Marie Hélène Bangoura

Tout comme les musulmans, plusieurs fidèles chrétiens ont dû aussi changer leur régime alimentaire depuis quelques semaines à Conakry, et cela malgré eux. Ces derniers sont obligés de suivre quasiment le rythme des jeûneurs en ne mangeant que le matin et le soir, a appris un reporter de Guineematin.com qui a rencontré quelques-uns d’entre eux.

Depuis le début du mois de Ramadan, les habitudes ont complètement changé à Conakry. Cafés, restaurants et gargotes sont quasiment tous fermés pendant la journée, et n’ouvrent que le soir. Cette situation impacte fortement certains fidèles chrétiens qui sortent le matin pour aller au travail.

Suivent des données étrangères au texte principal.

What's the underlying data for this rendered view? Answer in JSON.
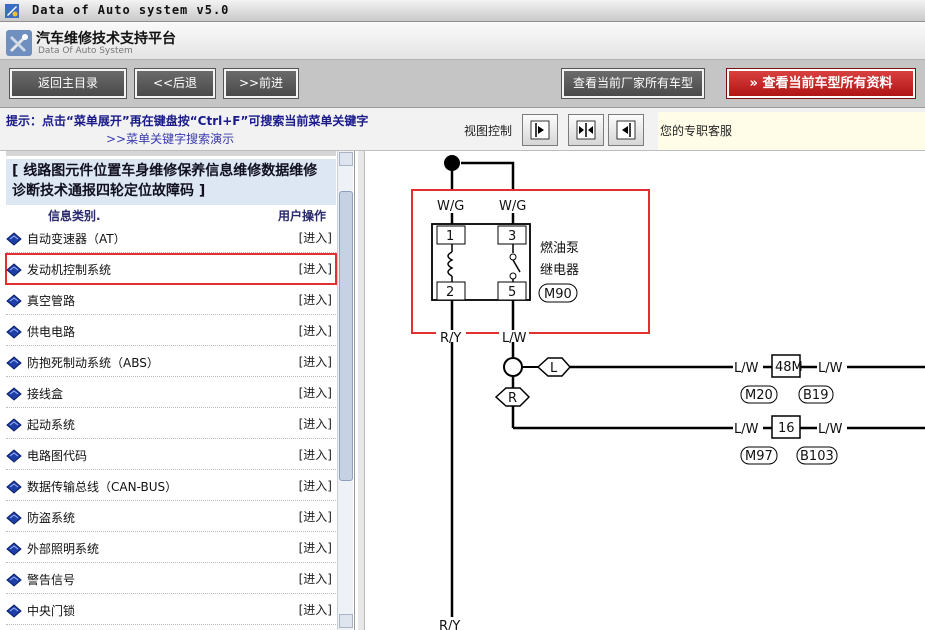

Face à l’impossibilité de trouver à manger, ces derniers sont obligés de ne manger que deux fois par jour, le matin et le soir. Ce que déplore Marie Hélène Bangoura : « Il est difficile pour nous les chrétiens de trouver à manger pendant le mois de Ramadan. Parce que si tu veux manger, tu peux sillonner les restaurants, les boutiques, mais difficile de gagner à manger. Si tu vas dans un restaurant pour manger on te dit qu’il n’y a pas à manger, dans les boutiques certains peuvent te dire que quand ils sont en jeûne ils ne peuvent pas revendre à manger. Là, on se pose la question parce qu’il n’est pas forcément dit que quand tu jeûnes, tu dois obliger ton prochain à jeûner. Et du moment que nous sommes dans un pays laïc, que les gens comprennent que ce ne sont pas seulement les musulmans qui sont dans ce pays, il y a aussi les chrétiens, donc qu’ils aient pitié de nous », a-t-elle dit.

Paulette Kourouma

Abondant dans le même sens, Paulette Kourouma énumère elle aussi les difficultés qu’elle rencontre sur le plan alimentaire pendant ce mois de Ramadan. « C’est un peu compliqué. Au début du mois de Ramadan, moi j’étais obligée d’acheter du pain le soir pour que le lendemain je puisse prendre le petit déjeuner avant de sortir. Et une fois que je prends mon petit déjeuner le matin, je suis obligée de rester jusqu’à 16 heures ou 18 heures pour pouvoir manger. Parce que c’est en ce moment que certaines vendeuses sortent avec de la nourriture », indique la jeune fille.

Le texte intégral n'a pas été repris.